Presidential performer

Brien Lewis

Brien Lewis

Over the past few months, Catawba College President Brien Lewis has rekindled his love for theater.

When he isn’t going to meetings, presiding over college events or making public appearances, Lewis has been studying lines, blocking scenes and discovering the character of Francis Henshall from “One Man, Two Guvnors.”

Lewis will take center stage in Piedmont Players’ production of the show this week and next.

While this is Lewis’ theatrical debut in Salisbury, he isn’t new to the stage.

“I’ve been doing theater stuff pretty much since I was a kid,” he said, explaining that he performed throughout high school and college. He’s even been in several community theater productions, as well.

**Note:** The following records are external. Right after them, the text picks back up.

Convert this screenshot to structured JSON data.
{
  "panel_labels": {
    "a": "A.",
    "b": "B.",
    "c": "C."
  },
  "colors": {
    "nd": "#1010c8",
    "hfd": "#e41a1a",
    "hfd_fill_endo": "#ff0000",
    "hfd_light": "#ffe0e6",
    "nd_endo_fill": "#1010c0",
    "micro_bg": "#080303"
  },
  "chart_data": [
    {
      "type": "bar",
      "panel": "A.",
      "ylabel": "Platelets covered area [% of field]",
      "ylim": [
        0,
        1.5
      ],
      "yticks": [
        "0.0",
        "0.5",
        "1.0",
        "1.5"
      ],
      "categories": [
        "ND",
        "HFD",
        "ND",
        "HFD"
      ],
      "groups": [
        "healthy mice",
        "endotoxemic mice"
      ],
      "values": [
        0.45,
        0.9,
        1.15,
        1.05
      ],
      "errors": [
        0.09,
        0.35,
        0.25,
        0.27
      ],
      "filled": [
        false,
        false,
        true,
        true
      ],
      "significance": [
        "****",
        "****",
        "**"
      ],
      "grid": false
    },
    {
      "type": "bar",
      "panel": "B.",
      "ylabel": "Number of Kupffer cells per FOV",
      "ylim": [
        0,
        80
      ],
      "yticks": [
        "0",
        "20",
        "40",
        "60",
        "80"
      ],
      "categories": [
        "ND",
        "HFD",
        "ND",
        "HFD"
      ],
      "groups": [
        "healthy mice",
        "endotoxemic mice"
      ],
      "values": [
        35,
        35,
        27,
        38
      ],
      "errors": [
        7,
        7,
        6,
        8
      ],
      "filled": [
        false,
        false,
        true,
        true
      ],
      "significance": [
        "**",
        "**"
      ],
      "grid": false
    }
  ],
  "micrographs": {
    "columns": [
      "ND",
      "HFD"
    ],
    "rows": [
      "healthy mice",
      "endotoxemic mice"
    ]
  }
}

“It’s an itch I have to scratch every once and a while,” Lewis said.

Juggling his job as Catawba College’s president and preparing for the show has been a challenge, he said.

“The days get a little longer and the free time a little shorter,” he added.

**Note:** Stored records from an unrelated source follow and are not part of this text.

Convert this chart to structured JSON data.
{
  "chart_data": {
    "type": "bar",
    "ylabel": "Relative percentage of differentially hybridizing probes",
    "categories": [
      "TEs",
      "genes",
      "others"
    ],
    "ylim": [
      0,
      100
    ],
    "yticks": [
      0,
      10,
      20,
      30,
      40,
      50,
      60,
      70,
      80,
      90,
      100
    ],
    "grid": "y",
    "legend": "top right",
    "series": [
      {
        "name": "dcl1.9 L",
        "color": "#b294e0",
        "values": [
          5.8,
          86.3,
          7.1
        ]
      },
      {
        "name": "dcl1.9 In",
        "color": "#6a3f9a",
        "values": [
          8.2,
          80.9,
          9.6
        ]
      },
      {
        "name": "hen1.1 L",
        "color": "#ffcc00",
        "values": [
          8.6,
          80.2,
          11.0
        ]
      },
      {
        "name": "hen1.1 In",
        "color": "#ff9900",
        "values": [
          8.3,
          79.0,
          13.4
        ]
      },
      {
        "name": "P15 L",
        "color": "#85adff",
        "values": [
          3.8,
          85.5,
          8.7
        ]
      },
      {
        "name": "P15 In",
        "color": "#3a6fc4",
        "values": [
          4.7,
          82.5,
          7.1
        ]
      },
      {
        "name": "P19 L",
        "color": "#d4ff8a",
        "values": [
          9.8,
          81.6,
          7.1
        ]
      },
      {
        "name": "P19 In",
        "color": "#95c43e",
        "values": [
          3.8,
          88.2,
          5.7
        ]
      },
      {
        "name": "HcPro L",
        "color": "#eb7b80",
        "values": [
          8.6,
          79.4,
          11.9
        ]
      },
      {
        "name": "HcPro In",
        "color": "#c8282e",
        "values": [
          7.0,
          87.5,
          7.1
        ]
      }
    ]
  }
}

Because of time constraints, acting isn’t something he could do regularly, but Piedmont Players’ “One Man, Two Guvnors” seemed to be the perfect opportunity to fulfill that craving. It was the right combination of timing and the show itself.

“I figured, eh, I’ll give it a try,” Lewis said.

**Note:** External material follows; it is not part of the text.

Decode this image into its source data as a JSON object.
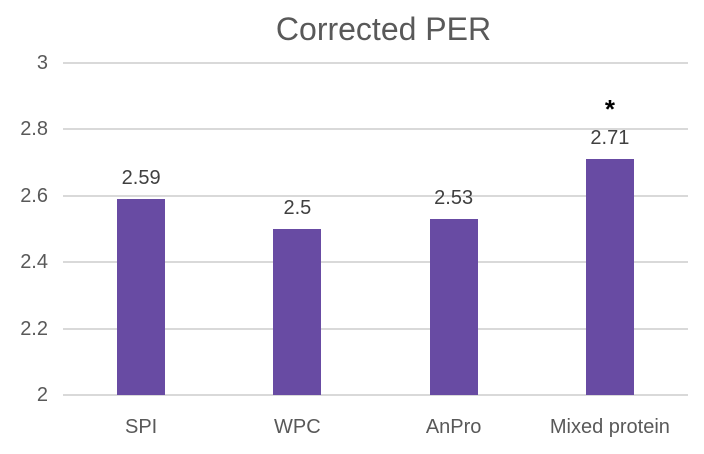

“One Man, Two Guvnors” is a British farce piece, utilizing slapstick humor, double entendre, a physical script and improvisation.

“This is not high intellectual fare,” he said. “It is lowbrow, British farce.”

“In some ways it’s a very challenging piece,” Lewis said, adding that the show is “driven by timing.”

“There’s a lot of improvisation in this show,” he said. “No show will be exactly the same twice.”

“It takes a lot of work to make it look easy,” Lewis added.

Lewis’ character, Francis Henshall, couldn’t be more different.

“He’s not particularly bright,” he said.

When the play begins, Francis is down on his luck. He was just fired from his position as a washboard player in a skiffle band, and is desperate for a job.

When he does land a job, he ends up with two and spends the rest of the play trying to keep his two employers from meeting each other and realizing he works for the other.

His plight puts him in a variety of sticky situations as he tries to maintain his positions for his two different bosses.

“If you’ve always wanted a chance to laugh at me, here’s your chance,” Lewis said, adding that he didn’t specifically audition for the role of Francis.

Having performed in a British farce show before, however, Lewis knew it would be fun, regardless of the role he received.

“I guess he (Reid Leonard) saw what he was looking for in Francis,” Lewis said.

Lewis said theater is like therapy.

Being on the stage allows him to “channel things in a way you don’t regularly allow yourself to,” whether it’s exploring a more dramatic side or indulging in silliness, he said, adding that there’s a satisfaction in being able to create something.

“It’s just fun to be able to do something that you wouldn’t do in your eight to five life,” Lewis said.

The cast of “One Man, Two Guvnors” is a “neat group,” Lewis said, adding that the people are his favorite part of the show.

“One Man, Two Guvnors” will be April 23-25, 29-30 and May 1-2 at 7:30 p.m. and April 26 at 2:30 p.m. at the Meroney Theater, 213 S. Main St. in Salisbury.